Aron afirma que ya no sabe si es la roca la que aprisiona su mano o su mano la que sostiene la roca. Son las dos caras de la misma moneda. Dado que sabe que la roca no se moverá, la única opción, si quiere seguir vivo, es entregar su brazo a la naturaleza encarnada en la roca. Shylock exige tu libra de carne. 


La navaja doméstica es impotente frente al mineral pero efectiva frente a arterias y tendones. En la situación límite, cada pequeño objeto adquiere una dimensión protagónica: el cuervo que sobrevuela los cañones cada mañana a la misma hora, la hormiga gigantesca que nos recorre el rostro, los exactos 15 minutos diarios de sol que alumbran la fisura. 
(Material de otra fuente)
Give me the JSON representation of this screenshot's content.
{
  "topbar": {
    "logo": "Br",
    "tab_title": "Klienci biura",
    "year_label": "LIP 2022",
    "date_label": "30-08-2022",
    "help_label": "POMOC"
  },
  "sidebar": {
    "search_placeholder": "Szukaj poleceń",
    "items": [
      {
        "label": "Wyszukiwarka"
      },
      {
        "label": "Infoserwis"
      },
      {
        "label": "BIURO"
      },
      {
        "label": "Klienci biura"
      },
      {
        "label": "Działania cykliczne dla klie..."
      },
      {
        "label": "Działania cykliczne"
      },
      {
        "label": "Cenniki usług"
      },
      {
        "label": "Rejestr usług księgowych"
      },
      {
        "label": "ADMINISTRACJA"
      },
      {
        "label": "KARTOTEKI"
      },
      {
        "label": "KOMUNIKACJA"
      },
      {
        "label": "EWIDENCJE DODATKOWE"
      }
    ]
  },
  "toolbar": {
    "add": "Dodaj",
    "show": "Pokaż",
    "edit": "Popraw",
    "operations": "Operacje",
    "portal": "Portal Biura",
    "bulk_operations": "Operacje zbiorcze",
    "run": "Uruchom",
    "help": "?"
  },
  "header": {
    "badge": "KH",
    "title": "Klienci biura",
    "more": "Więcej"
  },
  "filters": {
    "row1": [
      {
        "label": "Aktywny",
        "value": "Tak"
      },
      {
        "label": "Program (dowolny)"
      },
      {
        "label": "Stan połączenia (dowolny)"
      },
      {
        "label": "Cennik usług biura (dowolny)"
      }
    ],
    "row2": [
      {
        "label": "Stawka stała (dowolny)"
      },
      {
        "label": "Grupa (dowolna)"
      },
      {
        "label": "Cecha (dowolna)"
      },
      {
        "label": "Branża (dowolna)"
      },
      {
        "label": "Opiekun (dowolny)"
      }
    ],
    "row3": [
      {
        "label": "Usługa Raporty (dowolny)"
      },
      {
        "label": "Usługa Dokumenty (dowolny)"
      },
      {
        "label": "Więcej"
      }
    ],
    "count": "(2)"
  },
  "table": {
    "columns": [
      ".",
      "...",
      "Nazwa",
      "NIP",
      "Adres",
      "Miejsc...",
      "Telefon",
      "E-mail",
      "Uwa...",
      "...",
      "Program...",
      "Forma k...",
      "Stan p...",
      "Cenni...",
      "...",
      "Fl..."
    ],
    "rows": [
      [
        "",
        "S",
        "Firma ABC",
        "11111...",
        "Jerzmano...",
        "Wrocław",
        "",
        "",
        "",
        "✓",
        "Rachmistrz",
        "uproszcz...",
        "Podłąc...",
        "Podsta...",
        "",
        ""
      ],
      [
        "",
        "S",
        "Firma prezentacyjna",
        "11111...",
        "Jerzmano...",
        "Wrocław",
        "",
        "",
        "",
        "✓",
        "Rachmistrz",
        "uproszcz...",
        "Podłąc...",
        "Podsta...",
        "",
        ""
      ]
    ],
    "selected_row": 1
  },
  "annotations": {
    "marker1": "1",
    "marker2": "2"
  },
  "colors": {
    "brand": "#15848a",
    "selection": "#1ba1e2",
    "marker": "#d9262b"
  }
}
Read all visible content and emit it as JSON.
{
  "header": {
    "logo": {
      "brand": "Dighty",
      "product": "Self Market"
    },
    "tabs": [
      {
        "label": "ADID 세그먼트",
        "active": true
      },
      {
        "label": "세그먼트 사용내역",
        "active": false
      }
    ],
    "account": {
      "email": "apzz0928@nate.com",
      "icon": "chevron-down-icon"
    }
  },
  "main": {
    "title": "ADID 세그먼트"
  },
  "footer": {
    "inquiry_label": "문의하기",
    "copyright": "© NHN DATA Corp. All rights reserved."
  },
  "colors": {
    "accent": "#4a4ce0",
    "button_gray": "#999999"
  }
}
Tan centrales devienen las mínimas y elementales cosas de un entorno exiguo que se adueñan del punto de vista: no es Aron quien ve el fondo casi vacío de su vaso térmico, sino el fondo de ese vaso térmico el que observa la lengua de Aron, lamiendo sus bordes con la sed del desesperado. Cuando Aron bebe su propia orina para hidratarse, las burbujas de orina toman posesión del plano y, en el acto de la amputación, es la sangre que fluye por dentro, y no por fuera, la que reclama la totalidad de la escena.
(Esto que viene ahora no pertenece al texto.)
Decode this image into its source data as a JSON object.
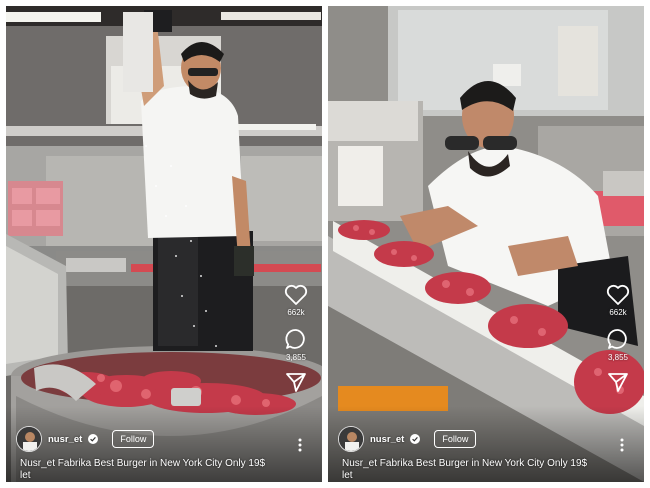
{
  "left_reel": {
    "metrics": {
      "likes": "662k",
      "comments": "3,855"
    },
    "user": {
      "name": "nusr_et"
    },
    "follow_label": "Follow",
    "caption_line1": "Nusr_et Fabrika Best Burger in New York City Only 19$",
    "caption_line2": "let",
    "icons": [
      "heart-icon",
      "comment-icon",
      "share-icon",
      "more-icon",
      "verified-icon"
    ]
  },
  "right_reel": {
    "metrics": {
      "likes": "662k",
      "comments": "3,855"
    },
    "user": {
      "name": "nusr_et"
    },
    "follow_label": "Follow",
    "caption_line1": "Nusr_et Fabrika Best Burger in New York City Only 19$",
    "caption_line2": "let",
    "icons": [
      "heart-icon",
      "comment-icon",
      "share-icon",
      "more-icon",
      "verified-icon"
    ]
  },
  "colors": {
    "meat": "#c43a4a",
    "shirt": "#f4f4f2",
    "belt": "#f0f0ee",
    "accent_orange": "#e58a1f"
  }
}
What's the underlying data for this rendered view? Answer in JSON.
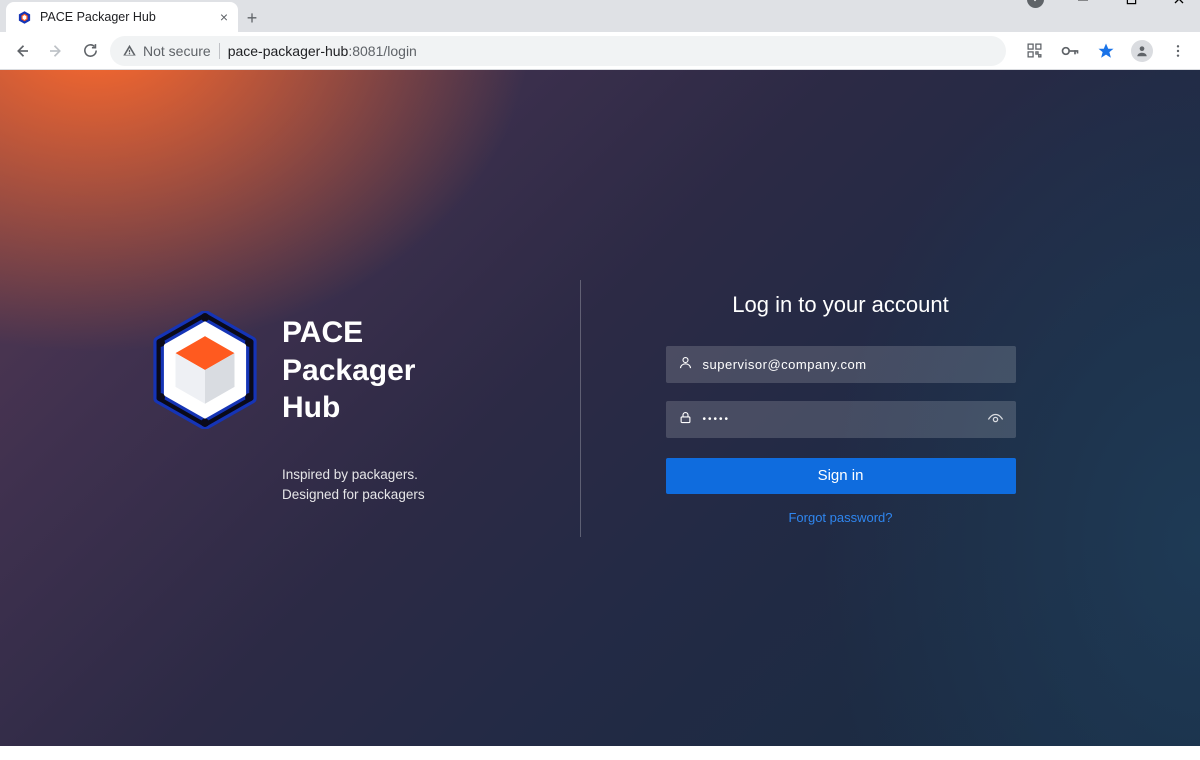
{
  "window": {
    "tab_title": "PACE Packager Hub",
    "minimize_icon": "minimize-icon",
    "maximize_icon": "maximize-icon",
    "close_icon": "close-icon"
  },
  "browser": {
    "not_secure_label": "Not secure",
    "url_host": "pace-packager-hub",
    "url_path": ":8081/login"
  },
  "brand": {
    "line1": "PACE",
    "line2": "Packager",
    "line3": "Hub",
    "tagline": "Inspired by packagers. Designed for packagers"
  },
  "login": {
    "heading": "Log in to your account",
    "username_value": "supervisor@company.com",
    "password_masked": "•••••",
    "signin_label": "Sign in",
    "forgot_label": "Forgot password?"
  }
}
Esa amputación debe, necesariamente, estar en el cuadro. La decisión de no enviarla a un fuera de campo es coherente con la frontalidad de Aron y el carácter absolutamente orgánico del film. Aron no cerrará los ojos ni mirará de costado cuando corte. Así como se detiene a contemplar los ciclos de la naturaleza, con sus puntuales e incesantes renovaciones, así contemplará el instante único e irreversible en el que su brazo se convierta en muñón, equiparando el brazo perdido a un lastre y ese muñón, a una resurrección que le permita volver a la fiesta. 

Asimismo, Aron nos ha conducido, porque es imposible no hacerlo (especialmente si James Franco se ha calzado su experiencia), a acompañarlo. Nos ha seducido en buena ley para que nos involucremos en sus tácticas inagotables. Sería un acto de inmensa cobardía dejarlo solo y no ser, también, sus ojos, en esta instancia en la que entrega a Shylock lo que Shylock pide, mientras se guarda lo que necesita para seguir. Para seguir escalando, incorporándole al muñón una prótesis metálica que oficie de obstinado pico de alpinista. 
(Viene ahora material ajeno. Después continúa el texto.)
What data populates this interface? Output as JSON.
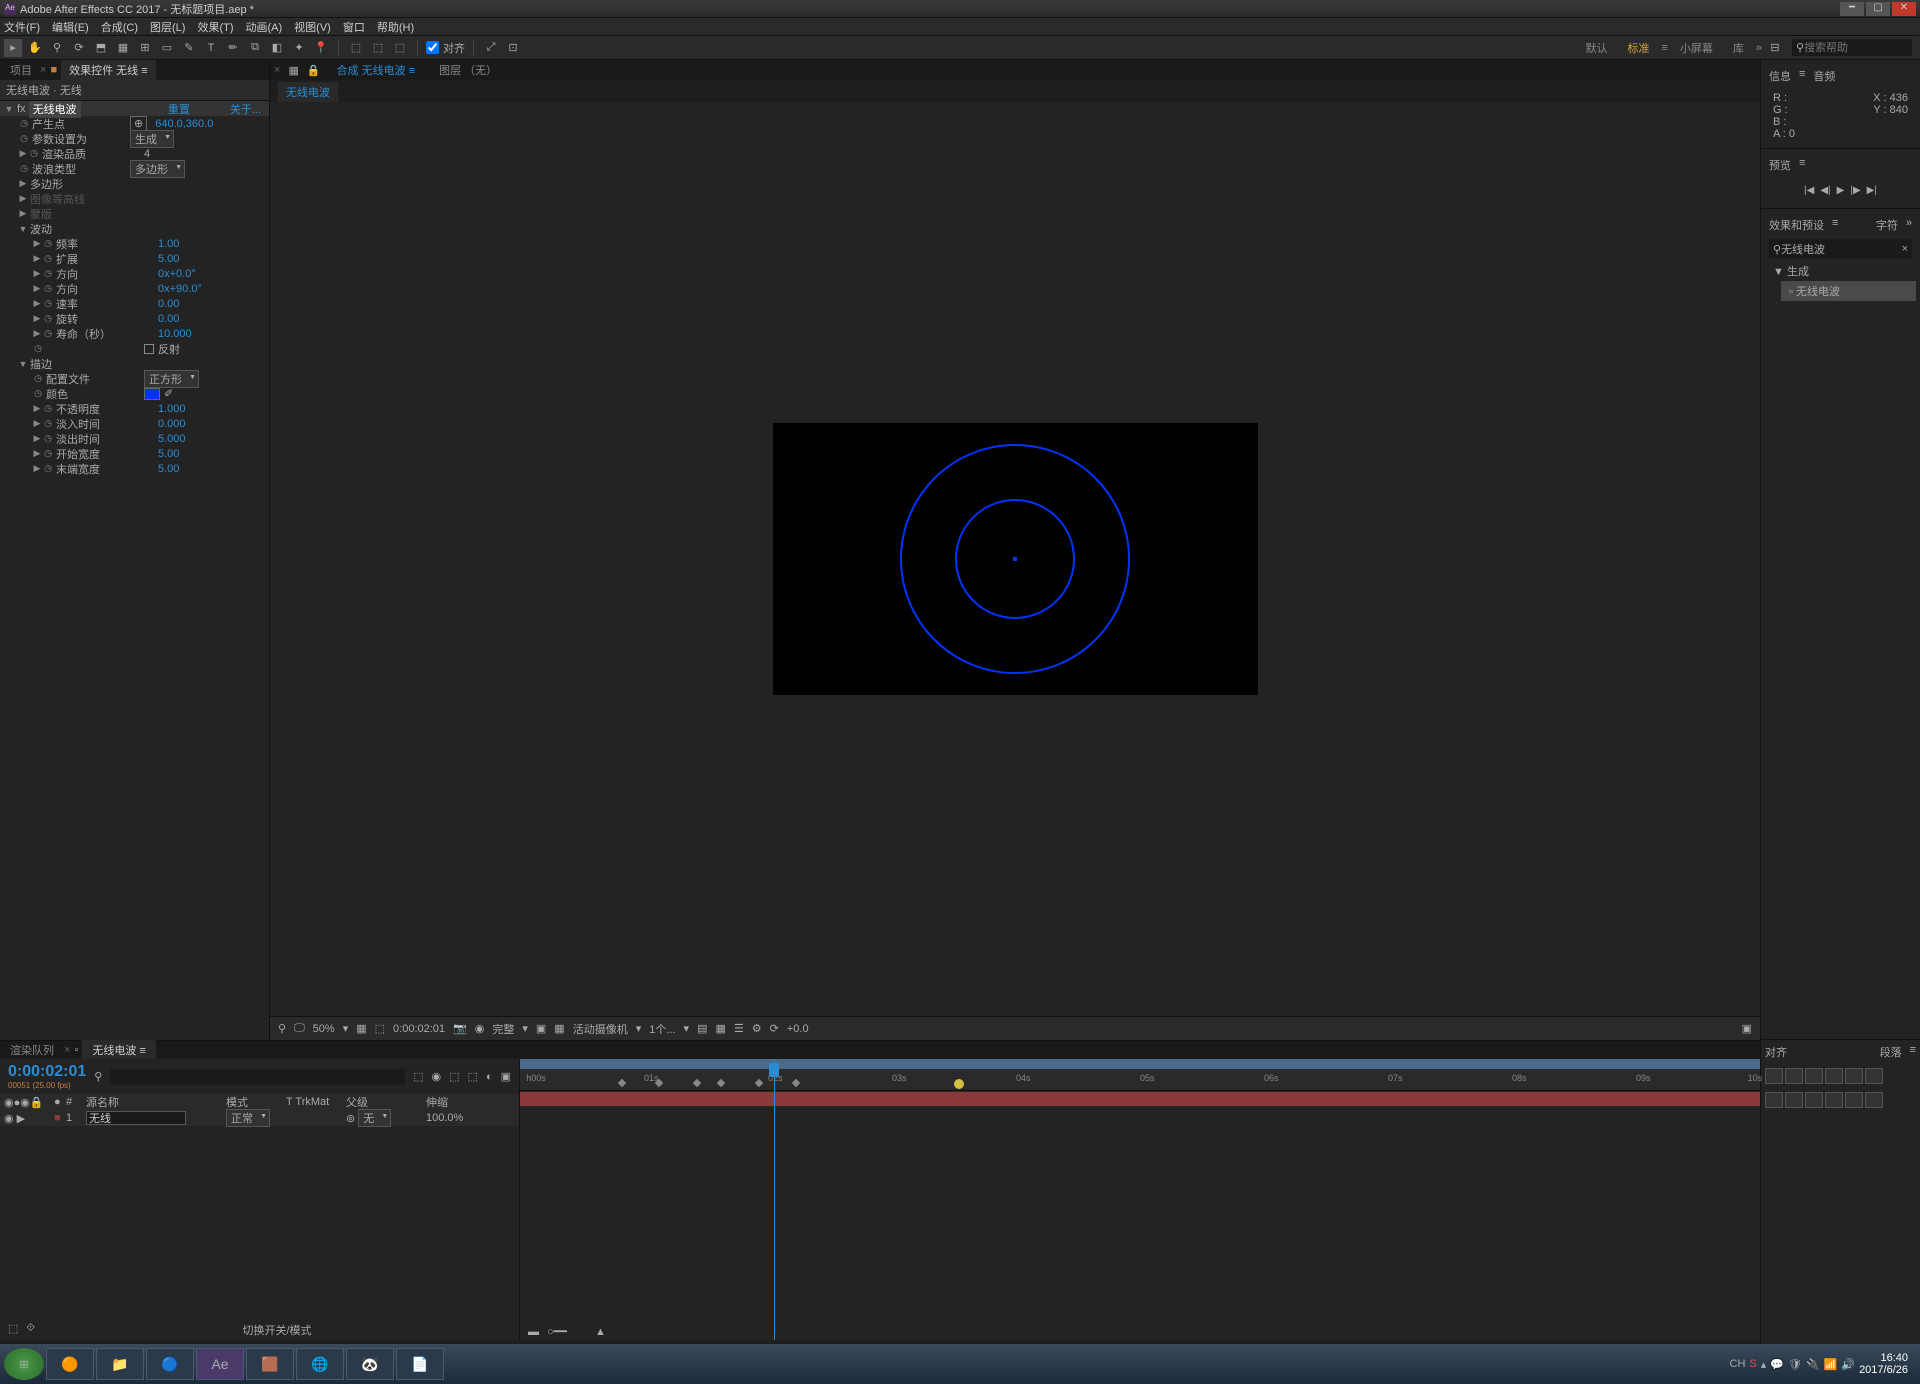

Es mérito de Danny Boyle evitar naturalmente el tono solemne y la vena trágica, no solo ofrendándole el film a un personaje que lo último que cedería a Shylock es su sentido del humor sino construyéndolo, en forma coherente con la vitalidad exuberante de Ralston, con pantallas divididas, cámaras en mano, flashbacks e imágenes de vídeo, jalonadas por las imágenes de una naturaleza de colores saturados hasta el hueso (obra de la fotografía de Anthony Dod Mantle, con quien pareciera operar telepáticamente), como saturados de energía parecieran estar los canales sensoriales de Ralston. 

Hollywood se relame con las historias de superación y supervivencia, y su insoportable "canto a la vida", especialmente cuando, como en este caso, el filme se basa en una "historia real". 127 horas excede, largamente, ese género plañidero con final feliz. 

Dice, con la voz de Aron, que vivir está bueno aun cuando la roca nos oprima el brazo; que la irrupción de Shylock es inevitable y que no hay tiempo (porque tenemos muy poco, porque Aron tiene, solo, 127 horas) de despedidas lacrimógenas, ataques de histeria y ridículos rostros circunspectos a la hora de la transacción. Y que hay pasiones en nombre de las cuales habrá que depositar, en bandeja y aunque nos tiemble el pulso, nuestras libras de carne. Nadie nos prometió un jardín de rosas. No regrets, my friend. No hard feelings.